Donnons quelques exemples, dont le premier est caricatural. Imaginons qu’une personne pose une question générale sur l’Acadie ou son avenir. La réponse spontanée semble invariablement intégrer l’idée de «ah vous savez, l’assimilation…». Cela est d’autant plus vrai lorsque l’on demande à un commentateur de l’extérieur de l’Acadie, du Québec par exemple, de faire cet exercice.

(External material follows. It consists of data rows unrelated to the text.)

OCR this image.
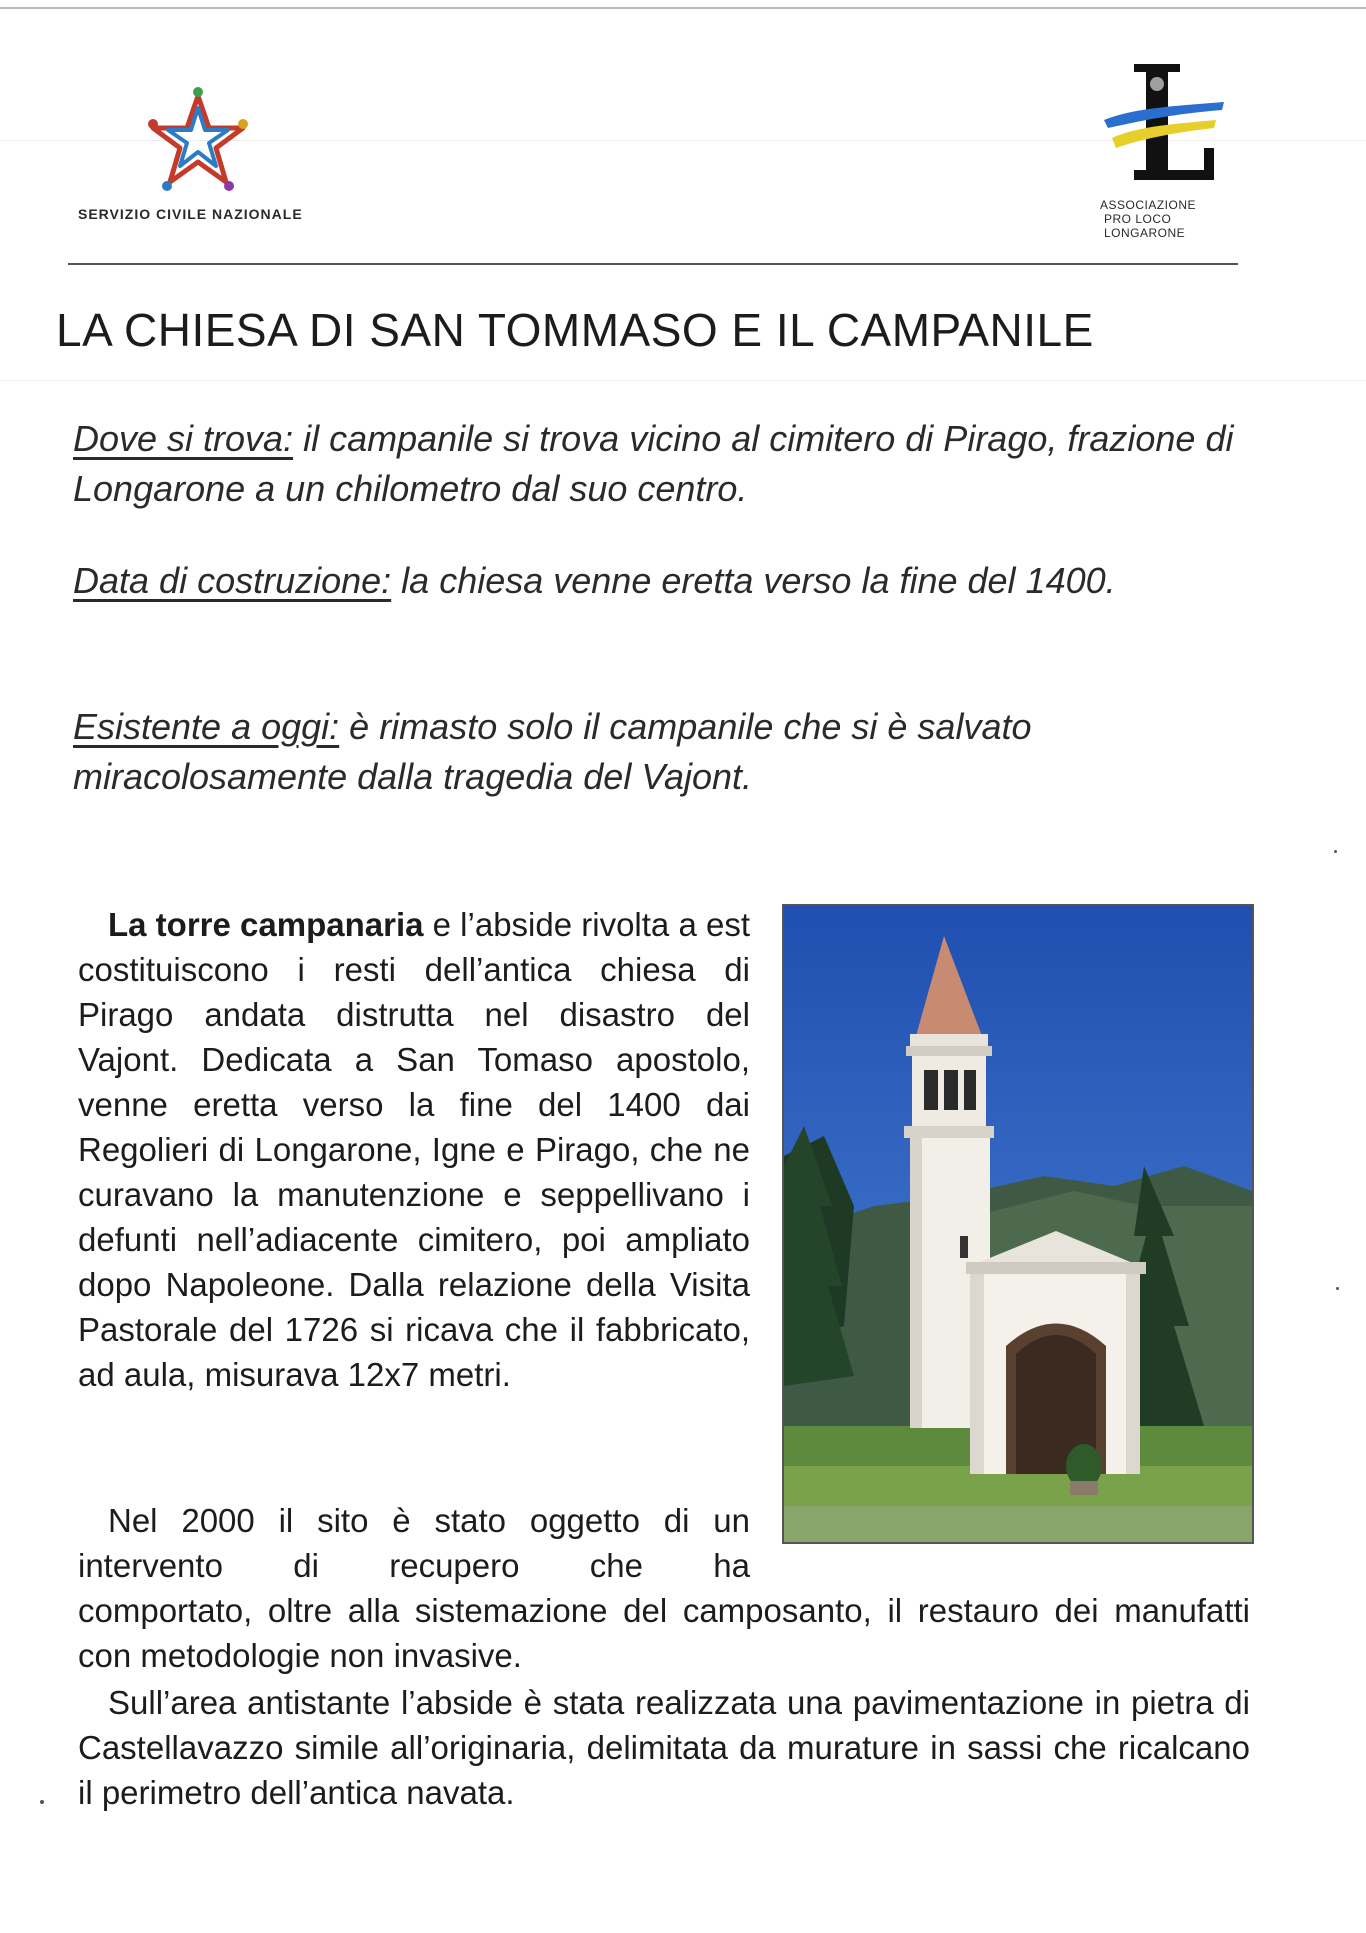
SERVIZIO CIVILE NAZIONALE
ASSOCIAZIONE
PRO LOCO
LONGARONE
LA CHIESA DI SAN TOMMASO E IL CAMPANILE

Dove si trova: il campanile si trova vicino al cimitero di Pirago, frazione di Longarone a un chilometro dal suo centro.

Data di costruzione: la chiesa venne eretta verso la fine del 1400.

Esistente a oggi: è rimasto solo il campanile che si è salvato miracolosamente dalla tragedia del Vajont.

La torre campanaria e l’abside rivolta a est costituiscono i resti dell’antica chiesa di Pirago andata distrutta nel disastro del Vajont. Dedicata a San Tomaso apostolo, venne eretta verso la fine del 1400 dai Regolieri di Longarone, Igne e Pirago, che ne curavano la manutenzione e seppellivano i defunti nell’adiacente cimitero, poi ampliato dopo Napoleone. Dalla relazione della Visita Pastorale del 1726 si ricava che il fabbricato, ad aula, misurava 12x7 metri.

Nel 2000 il sito è stato oggetto di un intervento di recupero che ha
comportato, oltre alla sistemazione del camposanto, il restauro dei manufatti con metodologie non invasive.

Sull’area antistante l’abside è stata realizzata una pavimentazione in pietra di Castellavazzo simile all’originaria, delimitata da murature in sassi che ricalcano il perimetro dell’antica navata.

Une autre source discursive provient des médias. Que l’on lise L’Acadie Nouvelle ou que l’on regarde Ici Radio-Canada Acadie, il ne faut pas attendre bien longtemps pour entendre le journaliste ou l’expert, qui se prononce sur un grand enjeu de mobilisation acadienne, référer à l’assimilation ou au statut minoritaire. J’ai justement eu cette impression suite à un reportage récent sur les droits linguistiques. Un passage de cinq secondes sur l’assimilation s’est retrouvé en manchette, alors qu’on avait là le potentiel d’un récit plus nuancé, d’une profondeur de l’analyse, de la part de l’expert. Il se peut que ce soit le filtre journalistique qui en ait fait ainsi ; dans ce cas, c’est le média et non l’expert qu’il faut tenir responsable. Toujours est-il que l’on entend à tout bout de champ, aux nouvelles et ailleurs, qu’il y a de l’assimilation en Acadie. «L’anglais, en Acadie, ça ne s’apprend pas, ça s’attrape», ai-je entendu à maintes reprises.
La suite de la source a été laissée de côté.